Algunos dirían que el recientemente fallecido Mario Vargas Llosa, también (personalmente diría que no siempre, aunque con Conversación en la catedral seguro que sí).
Y hay pintores que también lo lograron. Y como es una semana para recordar a Vargas Llosa, voy a citar lo que dijo alguna vez sobre Fernando de Szyszlo:
La pintura en América Latina ha estado siempre amenazada por dos clases de frustración: el aldeanismo y el cosmopolitismo. (...) Muy pocos pintores han logrado conjurar ambos peligros, creando una obra desdeñosa de ambas actitudes cuya originalidad haya ido forjándose a partir de necesidades anímicas individuales orgullosamente asumidas y de una lucidez capaz de valerse de todo lo propio y lo ajeno, lo duradero y lo efímero –para plasmarlos en arte. Szyszlo es uno de esos pocos.

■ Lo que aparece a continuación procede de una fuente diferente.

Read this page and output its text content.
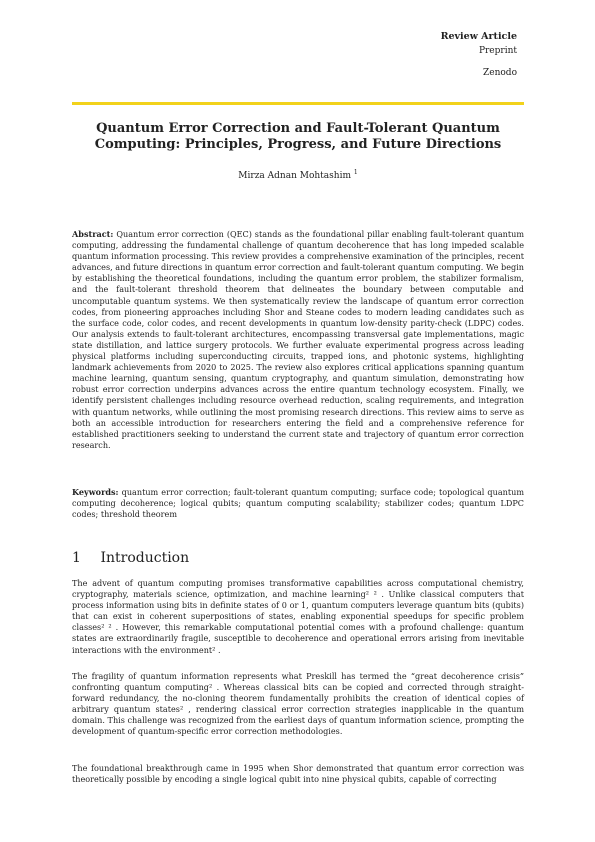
Review Article
Preprint
Zenodo
Quantum Error Correction and Fault-Tolerant Quantum
Computing: Principles, Progress, and Future Directions
Mirza Adnan Mohtashim $^1$
Abstract: Quantum error correction (QEC) stands as the foundational pillar enabling fault-tolerant quantum computing, addressing the fundamental challenge of quantum decoherence that has long impeded scalable quantum information processing. This review provides a comprehensive examination of the principles, recent advances, and future directions in quantum error correction and fault-tolerant quantum computing. We begin by establishing the theoretical foundations, including the quantum error problem, the stabilizer formalism, and the fault-tolerant threshold theorem that delineates the boundary between computable and uncomputable quantum systems. We then systematically review the landscape of quantum error correction codes, from pioneering approaches including Shor and Steane codes to modern leading candidates such as the surface code, color codes, and recent developments in quantum low-density parity-check (LDPC) codes. Our analysis extends to fault-tolerant architectures, encompassing transversal gate implementations, magic state distillation, and lattice surgery protocols. We further evaluate experimental progress across leading physical platforms including superconducting circuits, trapped ions, and photonic systems, highlighting landmark achievements from 2020 to 2025. The review also explores critical applications spanning quantum machine learning, quantum sensing, quantum cryptography, and quantum simulation, demonstrating how robust error correction underpins advances across the entire quantum technology ecosystem. Finally, we identify persistent challenges including resource overhead reduction, scaling requirements, and integration with quantum networks, while outlining the most promising research directions. This review aims to serve as both an accessible introduction for researchers entering the field and a comprehensive reference for established practitioners seeking to understand the current state and trajectory of quantum error correction research.
Keywords: quantum error correction; fault-tolerant quantum computing; surface code; topological quantum computing decoherence; logical qubits; quantum computing scalability; stabilizer codes; quantum LDPC codes; threshold theorem
1 Introduction

The advent of quantum computing promises transformative capabilities across computational chemistry, cryptography, materials science, optimization, and machine learning² ² . Unlike classical computers that process information using bits in definite states of 0 or 1, quantum computers leverage quantum bits (qubits) that can exist in coherent superpositions of states, enabling exponential speedups for specific problem classes² ² . However, this remarkable computational potential comes with a profound challenge: quantum states are extraordinarily fragile, susceptible to decoherence and operational errors arising from inevitable interactions with the environment² .

The fragility of quantum information represents what Preskill has termed the “great decoherence crisis” confronting quantum computing² . Whereas classical bits can be copied and corrected through straight-forward redundancy, the no-cloning theorem fundamentally prohibits the creation of identical copies of arbitrary quantum states² , rendering classical error correction strategies inapplicable in the quantum domain. This challenge was recognized from the earliest days of quantum information science, prompting the development of quantum-specific error correction methodologies.

The foundational breakthrough came in 1995 when Shor demonstrated that quantum error correction was theoretically possible by encoding a single logical qubit into nine physical qubits, capable of correcting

Parece simple –y tal vez lo es–, pero la respuesta es que no es necesario cargarse a ninguno de los dos polos, ni aldea ni metrópolis, para hacer arte. Se puede ir de uno a otro libremente. Y la obra de Szyszlo lo logra –al menos, según su amigo Vargas Llosa–.
Szyzslo partió estudiando arquitectura pero rápidamente se pasó al mundo de la pintura. Después de terminar su formación académica se fue a París donde conoció a André Breton y a Octavio Paz, entre otros intelectuales de la época. Ahí se empapó del cubismo –que influiría en su primera obra– y el arte abstracto, del que sería uno de los principales promotores en América Latina.







Algunos ejemplos de su obra
Szyszlo fue, igual que su querido amigo Vargas Llosa, un promotor del ideario liberal en su país. Cuando el escritor le comentó que se quería lanzar a presidente, este no dudó un segundo y se puso a trabajar para su campaña.
Pero volviendo a su capacidad de ir de un lugar a otro en sus pinturas, podríamos decir que su padre –un geógrafo y diplomático polaco– y su madre, de raíces indioespañolas, le enseñaron que no es uno u otro, si no que ambos funcionan mejor. Gracias a eso Szyszlo triunfó donde muchos fracasaron.